OED’s earliest citation is from Dickens, as “kye-bosh” or “kye-bosk.” But the linguist and etymologist Anatoly Liberman found earlier references. He also tried to find a clue in an odd definition of kibosh from Webster’s 1913 dictionary: “Portland cement when thrown or blown into the recesses of carved stonework to intensify the shadows.”

Liberman “suggested that perhaps kibosh had arisen as a foreign architectural term (to put the kibosh on ‘to give polish, finish off’).”

Finally, I discovered that the mystery had already been solved. Ben Zimmer put the kibosh on the Yiddish theory in his Wall St. Journal “Word on the Street” column.

Zimmer mused about the popularity and longevity of the slang word kibosh. Most slang is flavor-of-the-month stuff. It comes in and goes out of style. But kibosh is different. He gave several examples of how “journalists still love the sound of kibosh.”

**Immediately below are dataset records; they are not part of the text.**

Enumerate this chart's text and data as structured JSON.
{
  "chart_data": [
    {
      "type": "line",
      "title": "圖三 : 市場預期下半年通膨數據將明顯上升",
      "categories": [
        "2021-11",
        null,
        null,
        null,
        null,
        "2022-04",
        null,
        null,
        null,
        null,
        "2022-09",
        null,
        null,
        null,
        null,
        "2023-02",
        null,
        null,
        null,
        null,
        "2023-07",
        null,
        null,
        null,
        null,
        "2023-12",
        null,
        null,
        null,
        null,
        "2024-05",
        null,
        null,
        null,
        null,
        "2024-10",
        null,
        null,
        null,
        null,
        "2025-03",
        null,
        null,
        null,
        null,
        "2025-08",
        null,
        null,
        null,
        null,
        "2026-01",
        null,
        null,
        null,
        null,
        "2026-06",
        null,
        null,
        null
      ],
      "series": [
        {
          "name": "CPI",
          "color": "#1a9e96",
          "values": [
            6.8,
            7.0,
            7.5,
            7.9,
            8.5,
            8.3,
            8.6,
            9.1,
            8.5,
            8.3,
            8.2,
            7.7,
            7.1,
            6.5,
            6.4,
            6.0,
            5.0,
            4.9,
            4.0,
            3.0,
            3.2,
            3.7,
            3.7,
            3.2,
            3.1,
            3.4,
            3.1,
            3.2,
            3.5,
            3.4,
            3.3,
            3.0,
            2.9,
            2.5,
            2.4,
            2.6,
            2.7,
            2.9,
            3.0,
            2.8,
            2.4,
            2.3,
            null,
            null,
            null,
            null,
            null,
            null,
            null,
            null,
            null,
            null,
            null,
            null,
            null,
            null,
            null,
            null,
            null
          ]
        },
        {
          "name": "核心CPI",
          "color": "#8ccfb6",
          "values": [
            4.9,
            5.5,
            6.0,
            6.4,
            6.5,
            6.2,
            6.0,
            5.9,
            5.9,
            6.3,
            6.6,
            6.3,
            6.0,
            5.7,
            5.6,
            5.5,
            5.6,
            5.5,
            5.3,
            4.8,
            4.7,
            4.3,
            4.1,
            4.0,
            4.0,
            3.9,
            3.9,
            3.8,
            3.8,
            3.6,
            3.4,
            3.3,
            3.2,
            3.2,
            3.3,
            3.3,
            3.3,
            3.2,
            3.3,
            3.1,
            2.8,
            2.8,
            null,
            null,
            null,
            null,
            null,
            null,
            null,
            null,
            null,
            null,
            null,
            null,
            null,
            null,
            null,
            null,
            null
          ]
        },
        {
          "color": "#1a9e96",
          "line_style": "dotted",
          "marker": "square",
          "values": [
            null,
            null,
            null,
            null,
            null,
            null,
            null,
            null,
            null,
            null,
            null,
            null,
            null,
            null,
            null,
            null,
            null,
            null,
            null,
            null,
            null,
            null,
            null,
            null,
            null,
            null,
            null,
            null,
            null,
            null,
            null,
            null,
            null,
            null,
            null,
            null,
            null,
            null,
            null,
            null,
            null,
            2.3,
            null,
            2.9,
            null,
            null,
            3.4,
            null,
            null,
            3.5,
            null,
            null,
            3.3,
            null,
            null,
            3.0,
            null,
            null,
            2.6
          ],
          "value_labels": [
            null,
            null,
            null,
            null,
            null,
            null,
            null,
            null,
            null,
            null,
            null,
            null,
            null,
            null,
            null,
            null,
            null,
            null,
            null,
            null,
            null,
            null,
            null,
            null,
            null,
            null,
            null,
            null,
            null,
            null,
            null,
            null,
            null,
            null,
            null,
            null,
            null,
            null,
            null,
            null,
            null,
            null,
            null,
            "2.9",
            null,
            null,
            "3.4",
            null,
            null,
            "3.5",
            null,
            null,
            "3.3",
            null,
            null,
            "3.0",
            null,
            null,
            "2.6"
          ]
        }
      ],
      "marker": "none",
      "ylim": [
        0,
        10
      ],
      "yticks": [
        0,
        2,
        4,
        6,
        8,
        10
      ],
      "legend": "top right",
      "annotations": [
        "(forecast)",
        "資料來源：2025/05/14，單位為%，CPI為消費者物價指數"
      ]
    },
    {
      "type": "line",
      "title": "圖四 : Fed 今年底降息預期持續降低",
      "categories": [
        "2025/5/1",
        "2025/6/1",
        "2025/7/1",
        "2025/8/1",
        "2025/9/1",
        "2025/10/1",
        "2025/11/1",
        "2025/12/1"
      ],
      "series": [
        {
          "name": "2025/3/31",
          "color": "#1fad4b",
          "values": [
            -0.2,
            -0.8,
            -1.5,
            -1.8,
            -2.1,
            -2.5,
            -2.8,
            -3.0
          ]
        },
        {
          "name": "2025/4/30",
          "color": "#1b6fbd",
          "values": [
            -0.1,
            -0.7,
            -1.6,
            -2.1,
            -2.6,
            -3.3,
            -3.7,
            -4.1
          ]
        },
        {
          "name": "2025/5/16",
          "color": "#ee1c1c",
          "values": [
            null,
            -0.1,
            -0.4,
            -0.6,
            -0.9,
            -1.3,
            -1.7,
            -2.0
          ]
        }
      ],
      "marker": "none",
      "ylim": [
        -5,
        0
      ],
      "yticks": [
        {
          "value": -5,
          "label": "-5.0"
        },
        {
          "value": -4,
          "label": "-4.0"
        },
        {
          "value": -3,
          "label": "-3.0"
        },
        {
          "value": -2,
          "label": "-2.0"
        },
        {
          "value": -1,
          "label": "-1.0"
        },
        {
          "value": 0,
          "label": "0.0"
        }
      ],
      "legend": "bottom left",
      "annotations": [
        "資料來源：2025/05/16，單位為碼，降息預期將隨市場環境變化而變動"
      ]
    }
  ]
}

(I have my own theory why they love it. I think that it has to do with an old comedy-writing trade secret. There’s something inherently funny about the sound of the letter K or hard C.)

Zimmer revealed that Gerald Cohen, a professor at Missouri University of Science and Technology and publisher of the newsletter “Comments on Etymology,” wrote a book with Stephen Goranson and Matthew Little that solves the puzzle.

In Origins of Kibosh, Professor Little suggested that “kibosh may derive from the word kurbash, a long whip used for punishment in parts of the Muslim world. It originally appeared in Arabic and Turkish, borrowed into French as ‘courbache’ and into English as ‘kurbash’ and other variant spellings.”

Coauthor Goranson found a poem, “Penal Servitude!” from around 1830 using the phrase. “The key verse in the poem (supposedly written by a convict who has returned from imprisonment in Australia) [includes] the following clarification about ‘put on the kibosh’: ‘That is if they was to introduce the lash.’”

But how did an obscure poem bring a new term into the language — one that would last for centuries?

Enter “an unlikely, unheralded, and unwitting lexical hero. … A Cockney chimney sweep, hauled into court in 1834 with his companion for violating the 1834 Chimney Sweepers Act, had an outburst of frustration and anger after the trial. That outburst — delivered in an unmistakable Cockney dialect — contained a blast against ‘the Vigs’ (Whigs) and the sweep used the new expression put the kibosh on. The London Standard article reporting on the trial was widely reprinted in England, and now people all over the country were reading about putting the kibosh on the ‘Vigs.’”

Much like today, political discourse led the way for the entry of new words.

Could it be that the Cockney pronunciation of Whigs — “Vigs” — led some people to think it was Yiddish? Go know.

One thing is sure: Professor Cohen canned the kibosh kibbitz.